Тогда Польдерс рассказал Михайлову встречу и разговор его с французским тайным агентом.
Михайлов был чрезвычайно вспыльчив, но гнев его был непродолжителен. По мере того как Польдерс рассказывал, лицо его прояснялось и он с трудом удерживался от смеха.
– Теперь я требую, – сказал он, когда Польдерс кончил, – чтобы ты признался мне откровенно: что побудило тебя украсть у меня эту тетрадь?
– Любопытство, минхер, одно любопытство.
– Но знаешь ли ты, что за это любопытство ты можешь поплатиться тюрьмой?
– Пощадите, помилуйте!.. Я никогда больше не буду, – умолял Польдерс, все еще стоя на коленях.
– Негодяй и подлый трус! – сказал Михайлов с презрением. – Убирайся же скорее вон! Если через пять минут ты еще будешь здесь, то я созову соседей – и завтра тебя упрячут в тюрьму! Вон!
Польдерс вскочил и бросился к двери, но она была заперта.
– Пожалуйте ключ, – произнес он тихим голосом.

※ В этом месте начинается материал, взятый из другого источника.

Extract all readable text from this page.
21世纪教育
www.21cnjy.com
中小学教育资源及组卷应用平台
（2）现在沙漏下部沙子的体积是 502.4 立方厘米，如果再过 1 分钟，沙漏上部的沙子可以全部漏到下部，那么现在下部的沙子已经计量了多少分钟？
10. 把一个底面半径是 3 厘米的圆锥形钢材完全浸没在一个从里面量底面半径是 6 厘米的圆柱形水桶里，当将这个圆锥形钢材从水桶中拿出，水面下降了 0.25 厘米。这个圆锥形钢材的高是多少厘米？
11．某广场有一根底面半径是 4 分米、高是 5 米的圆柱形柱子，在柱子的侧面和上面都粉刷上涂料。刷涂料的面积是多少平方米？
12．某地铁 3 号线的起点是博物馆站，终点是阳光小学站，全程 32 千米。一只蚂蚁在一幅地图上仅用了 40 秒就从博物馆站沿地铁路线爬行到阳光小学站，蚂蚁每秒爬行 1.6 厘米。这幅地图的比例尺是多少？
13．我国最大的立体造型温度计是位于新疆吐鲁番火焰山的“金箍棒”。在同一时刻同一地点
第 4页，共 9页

– Я тебя не впускал, а потому и не выпущу. Выходи сам, как знаешь, –хладнокровно отвечал Михайлов, садясь за стол и принимаясь записывать что-то в тетрадь.
Польдерс осмотрелся со страхом и бросился к окну.
– Не отворяй окна, – сказал Михайлов с прежним спокойствием. – Я боюсь ночной сырости.
– Как же мне выйти? – спросил Польдерс плаксивым голосом.
– Как знаешь. Смотри, две минуты прошли.
– Ах ты, Господи, Господи! Что же мне делать?
Польдерс осматривался с отчаянием: нигде не было ни малейшей щели, в которую бы он мог пролезть.
– Минхер! – продолжал он жалобным голосом. – Пощадите! Не губите меня!
– Я тебе дал пять минут времени.
– Да где же мне выйти? Дверь заперта, окна вы не велите открывать.
– Полезай в трубу! – отвечал Михайлов, не оглядываясь и продолжая писать.
В самом деле это был единственный путь, остававшийся Польдерсу. За границей трубы каминов и вообще печей устроены прямо, так что маленькие трубочисты, чистя их, спускаются сверху вниз или подымаются снизу вверх, упираясь спиною в одну стену трубы, а коленями – в другую. Но пролезть в трубу казалось Польдерсу более унизительным, нежели украсть чужое добро; притом же ему, мельнику, казалось неприличным выпачкаться сажей.
– Одна минута осталась! – сказал Михайлов, взглянув на часы и продолжая писать.
Эти слова заставили наконец Польдерса прибегнуть к последнему средству. Скорчившись, полез он в камин, но, посмотрев в длинную черную трубу, опять остановился в нерешимости.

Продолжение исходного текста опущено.